De son hésitation (tromper ou pas sa moitié ? Préférer l’excitation du neuf face à l’ennui du connu ?), la cinéaste canadienne livre un joyau de mise en scène, juste de A à Z, abouti, maîtrisé, et profond.
Take this waltz, titre issu d’un morceau de Leonard Cohen- utilisé par ailleurs dans l’une des plus belles séquences du film, s’affirme comme l’un des sommets cinématographiques de l’année.
Sarah Polley esquive toutes les erreurs (trop de mélo, du romantisme cliché), et livre une alliance parfaite entre comédie, réalisme et tragique.
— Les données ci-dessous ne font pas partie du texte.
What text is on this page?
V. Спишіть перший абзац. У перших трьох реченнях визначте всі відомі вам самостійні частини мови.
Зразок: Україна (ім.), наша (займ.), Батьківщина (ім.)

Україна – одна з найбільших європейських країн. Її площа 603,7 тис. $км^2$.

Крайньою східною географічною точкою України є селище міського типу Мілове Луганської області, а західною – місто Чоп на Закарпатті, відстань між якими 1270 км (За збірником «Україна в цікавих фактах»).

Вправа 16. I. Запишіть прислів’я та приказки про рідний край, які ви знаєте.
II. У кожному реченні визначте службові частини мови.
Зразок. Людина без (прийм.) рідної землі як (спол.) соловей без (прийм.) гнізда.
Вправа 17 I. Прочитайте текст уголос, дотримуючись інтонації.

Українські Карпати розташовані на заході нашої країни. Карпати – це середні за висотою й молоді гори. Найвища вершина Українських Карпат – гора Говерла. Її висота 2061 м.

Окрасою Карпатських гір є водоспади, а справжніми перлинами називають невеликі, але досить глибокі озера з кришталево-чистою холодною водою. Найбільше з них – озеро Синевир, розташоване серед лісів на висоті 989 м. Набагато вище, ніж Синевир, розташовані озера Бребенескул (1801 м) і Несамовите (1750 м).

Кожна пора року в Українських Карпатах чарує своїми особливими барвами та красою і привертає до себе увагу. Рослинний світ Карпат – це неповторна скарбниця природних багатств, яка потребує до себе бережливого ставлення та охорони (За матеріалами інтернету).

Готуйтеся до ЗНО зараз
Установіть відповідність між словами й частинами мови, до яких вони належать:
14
Ses peintures (l’intimité d’un couple, les tiraillements intérieurs, le quotidien d’une vie en couple) sont crédibles, bâties sur des détails essentiels, parsemés avec acuité.
Jusqu’à la conclusion ironiquo-cruelle et dérangeante, sa valse est enlevée, piquante, créative, et lève le masque sur une amère réalité: l’incapacité de son héroïne au bonheur.
V comme Variations
Pour les avocat(e)s qui ne croient pas à la fidélité

En quatre histoires, portraits de couples et variations sur le même thème (l’infidélité), il saupoudre son cru annuel de ses ingrédients habituels : humour corrosif, alliance d’absurdités folles (un anonyme devient subitement célèbre, un croque-mort se mue en ténor sous sa douche) et d’instantanés cruels (une épouse BCBG hantée par le dévergondage, un mec lambda tenté par la meilleure amie de sa copine).
Porté par des acteurs au top (Alec Baldwin, Penelope Cruz, Roberto Benigni ou encore Ellen Page), Rome mon amour, s’il est loin d’être le meilleur Allen (la comparaison avec son dernier long-métrage lui serait même fatal), se révèle plus intéressant que ne laissent supposer les marivaudages en cours.
Le couple, comme toujours chez le cinéaste, n’est pas épargné : derrière ses sourires, son entrain et son ton comique, le film cache des canines bien acérées, qui dissèque les cœurs pour poser sur la table certaines vérités.
Parmi elles : les bienséances sociales, le désir insatiable d’accéder à la célébrité, les penchants de l’humain (homme ou femme) pour l’interdit, les supercheries de l’amour.
La musique est guillerette, le soleil romain étincelant, la bonne humeur contagieuse, mais on est chez Woody Allen, et la rose cache- forcément- ses épines.
Au final, ce sont ces éclairs-là qui offrent au cru Allen 2012, des accents amers délectables.